A later scene, when Macbeth is having doubts, hints at a back story. 

… I have given suck, and know

How tender 'tis to love the babe that milks me.

I would, while it was smiling in my face,

Have plucked my nipple from his boneless gums

And dashed the brains out, had I so sworn as you

Have done to this.

This speech by Lady Macbeth introduces the recurring image of murdered children – a disturbing way of thinking about political violence -- and also raises an intriguing question: what happened to Lady Macbeth’s child? ‘What seems to be a story about the history of a nation may in fact be a story about displaced grief,’ suggested Dr Morgan.

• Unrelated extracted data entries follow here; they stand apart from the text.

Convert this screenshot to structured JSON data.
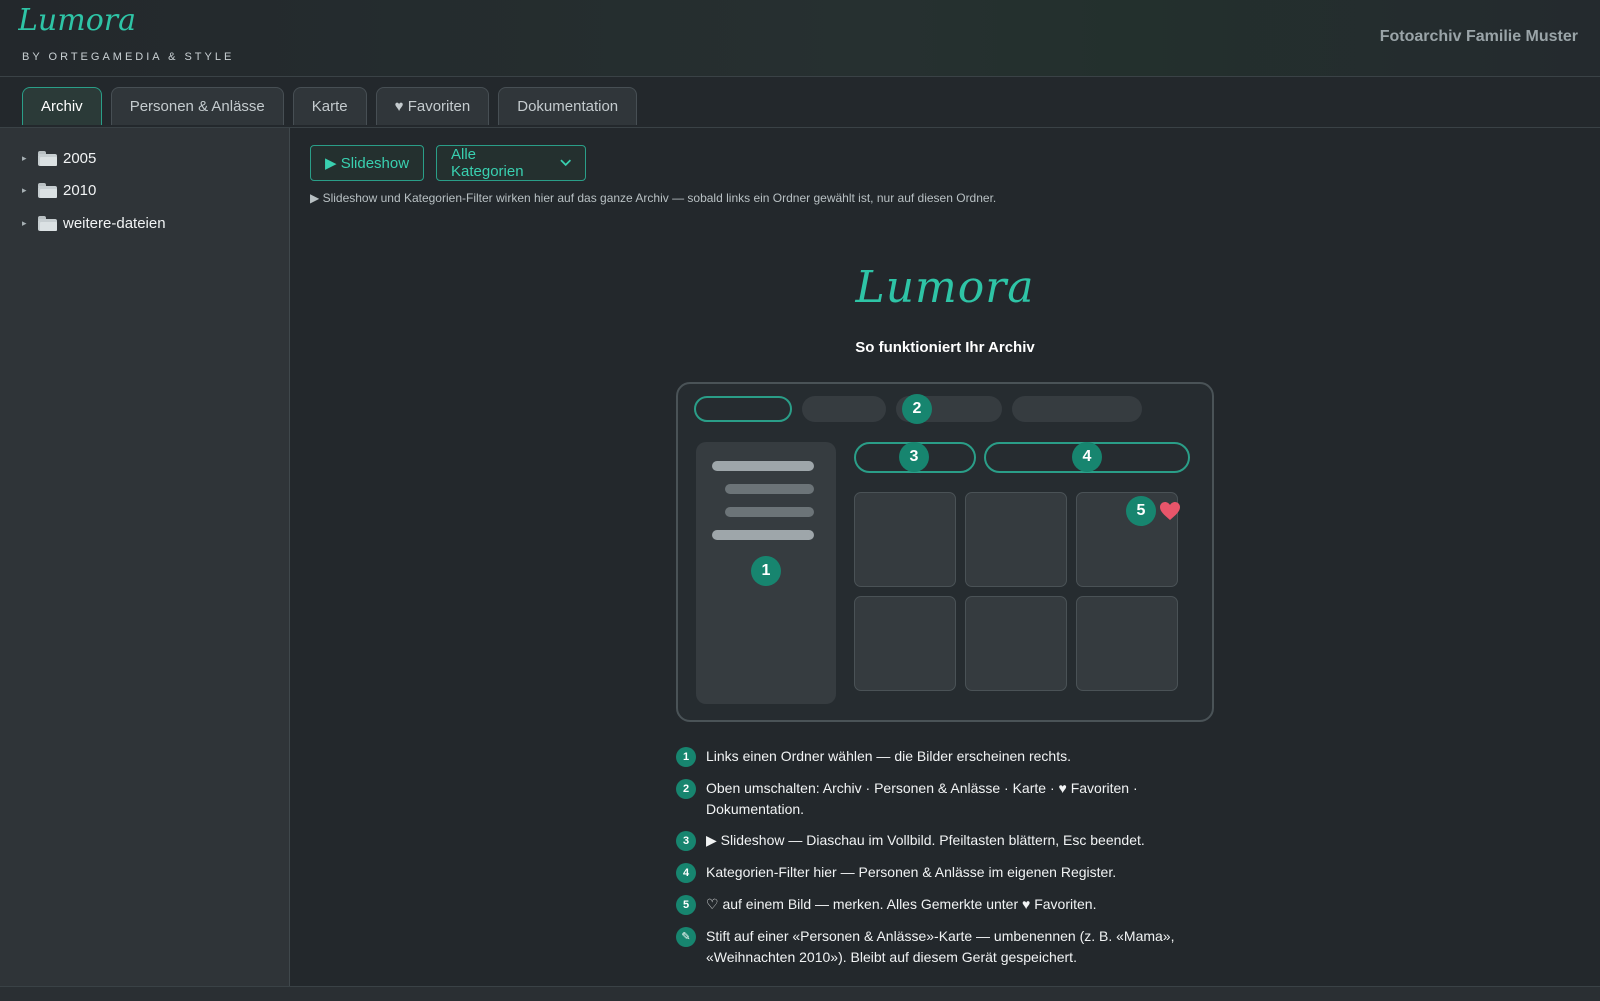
{
  "header": {
    "logo_script": "Lumora",
    "logo_sub": "BY ORTEGAMEDIA & STYLE",
    "app_title": "Fotoarchiv Familie Muster"
  },
  "tabs": [
    {
      "label": "Archiv",
      "active": true
    },
    {
      "label": "Personen & Anlässe"
    },
    {
      "label": "Karte"
    },
    {
      "label": "♥ Favoriten",
      "icon": "heart-icon"
    },
    {
      "label": "Dokumentation"
    }
  ],
  "sidebar": {
    "folders": [
      {
        "label": "2005",
        "icon": "folder-icon"
      },
      {
        "label": "2010",
        "icon": "folder-icon"
      },
      {
        "label": "weitere-dateien",
        "icon": "folder-icon"
      }
    ]
  },
  "toolbar": {
    "slideshow_label": "▶ Slideshow",
    "category_select": "Alle Kategorien",
    "hint": "▶ Slideshow und Kategorien-Filter wirken hier auf das ganze Archiv — sobald links ein Ordner gewählt ist, nur auf diesen Ordner."
  },
  "intro": {
    "brand": "Lumora",
    "title": "So funktioniert Ihr Archiv",
    "markers": [
      "1",
      "2",
      "3",
      "4",
      "5"
    ]
  },
  "steps": [
    {
      "marker": "1",
      "text": "Links einen Ordner wählen — die Bilder erscheinen rechts."
    },
    {
      "marker": "2",
      "text": "Oben umschalten: Archiv · Personen & Anlässe · Karte · ♥ Favoriten · Dokumentation."
    },
    {
      "marker": "3",
      "text": "▶ Slideshow — Diaschau im Vollbild. Pfeiltasten blättern, Esc beendet."
    },
    {
      "marker": "4",
      "text": "Kategorien-Filter hier — Personen & Anlässe im eigenen Register."
    },
    {
      "marker": "5",
      "text": "♡ auf einem Bild — merken. Alles Gemerkte unter ♥ Favoriten."
    },
    {
      "marker": "✎",
      "text": "Stift auf einer «Personen & Anlässe»-Karte — umbenennen (z. B. «Mama», «Weihnachten 2010»). Bleibt auf diesem Gerät gespeichert."
    }
  ],
  "colors": {
    "accent": "#2ec4a6",
    "accent_dark": "#17856f",
    "heart": "#e8556a",
    "background": "#23282c"
  }
}
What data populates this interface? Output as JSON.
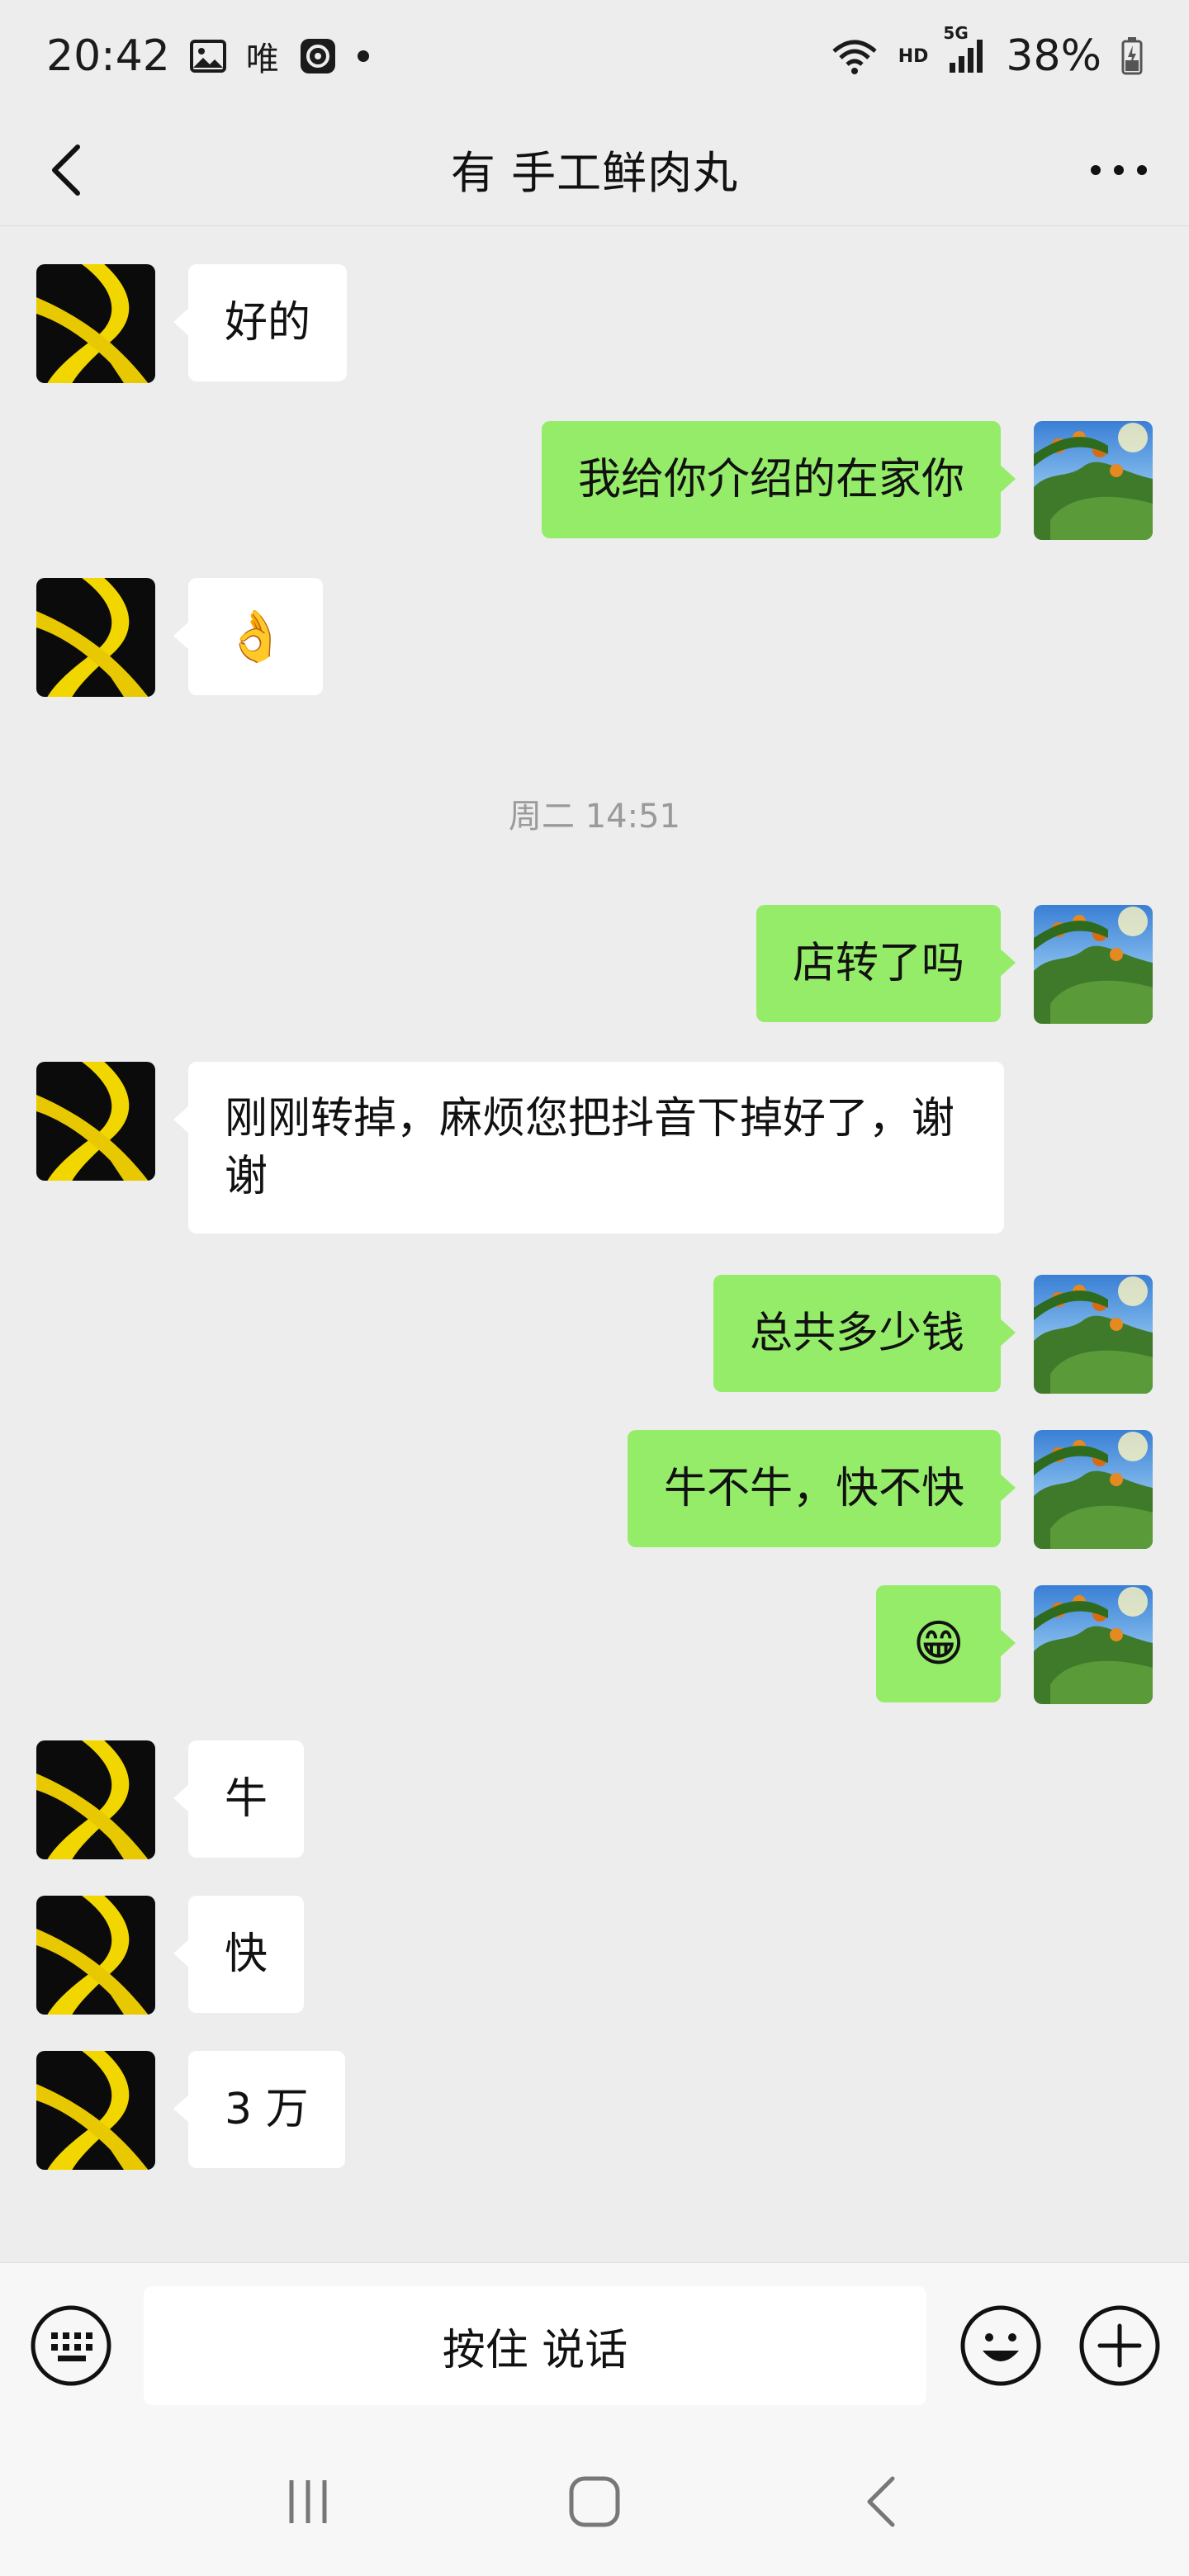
{
  "status_bar": {
    "time": "20:42",
    "carrier_text": "唯",
    "network_hd": "HD",
    "network_5g": "5G",
    "battery": "38%"
  },
  "header": {
    "title": "有 手工鲜肉丸"
  },
  "messages": [
    {
      "side": "left",
      "text": "好的"
    },
    {
      "side": "right",
      "text": "我给你介绍的在家你"
    },
    {
      "side": "left",
      "text": "👌"
    },
    {
      "type": "time",
      "text": "周二 14:51"
    },
    {
      "side": "right",
      "text": "店转了吗"
    },
    {
      "side": "left",
      "text": "刚刚转掉，麻烦您把抖音下掉好了，谢谢"
    },
    {
      "side": "right",
      "text": "总共多少钱"
    },
    {
      "side": "right",
      "text": "牛不牛，快不快"
    },
    {
      "side": "right",
      "text": "😁"
    },
    {
      "side": "left",
      "text": "牛"
    },
    {
      "side": "left",
      "text": "快"
    },
    {
      "side": "left",
      "text": "3 万"
    }
  ],
  "input_bar": {
    "voice_label": "按住 说话"
  },
  "colors": {
    "background": "#ededed",
    "sent_bubble": "#95ec69",
    "received_bubble": "#ffffff"
  }
}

A video of Sir Patrick Stewart’s performance of the ‘She should have died hereafter’ speech emphasised the difficulties of finding space for private emotion in the midst of public activity. The speech’s nihilistic tone sounds modern, and yet something is emerging from Macbeth’s despair. ‘Nothing is totally meaningless because it is such a meaning-creating speech,’ said Dr Morgan.

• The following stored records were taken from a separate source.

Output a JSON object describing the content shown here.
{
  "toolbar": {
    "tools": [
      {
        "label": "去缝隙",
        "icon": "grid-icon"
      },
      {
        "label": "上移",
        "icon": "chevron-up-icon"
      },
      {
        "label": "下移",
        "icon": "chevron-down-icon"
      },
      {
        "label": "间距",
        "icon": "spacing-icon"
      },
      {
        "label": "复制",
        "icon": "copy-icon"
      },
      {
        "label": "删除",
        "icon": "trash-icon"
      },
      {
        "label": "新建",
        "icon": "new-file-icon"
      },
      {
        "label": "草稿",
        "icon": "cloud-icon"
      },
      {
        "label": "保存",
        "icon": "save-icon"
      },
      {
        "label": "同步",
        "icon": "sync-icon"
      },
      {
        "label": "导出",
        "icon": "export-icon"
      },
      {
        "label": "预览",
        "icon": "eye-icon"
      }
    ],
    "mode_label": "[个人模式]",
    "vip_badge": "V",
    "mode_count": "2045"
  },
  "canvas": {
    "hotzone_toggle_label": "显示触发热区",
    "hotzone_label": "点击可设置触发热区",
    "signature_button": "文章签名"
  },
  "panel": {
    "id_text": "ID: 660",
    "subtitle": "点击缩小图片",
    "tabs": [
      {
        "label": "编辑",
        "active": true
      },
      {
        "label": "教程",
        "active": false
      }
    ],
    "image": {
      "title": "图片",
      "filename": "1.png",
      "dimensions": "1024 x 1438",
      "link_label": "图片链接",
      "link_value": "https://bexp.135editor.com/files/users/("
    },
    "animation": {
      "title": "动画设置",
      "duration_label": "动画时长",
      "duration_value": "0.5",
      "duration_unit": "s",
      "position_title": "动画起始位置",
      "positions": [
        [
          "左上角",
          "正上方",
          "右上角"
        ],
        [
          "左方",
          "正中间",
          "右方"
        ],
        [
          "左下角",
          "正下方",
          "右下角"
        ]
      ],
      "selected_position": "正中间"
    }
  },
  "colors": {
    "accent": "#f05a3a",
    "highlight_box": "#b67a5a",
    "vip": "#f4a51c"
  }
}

Discussion following the talk focused on issues such as Shakespeare’s language and how far he is regarded as a ‘modern’ writer. It also raised issues such as the concept of ‘acting’ – both in terms of giving a performance, and as simply ‘doing’; the personal emotions that might lie behind public actions; and the difficulties of finding private space to think and feel in a world characterised by frenetic activity.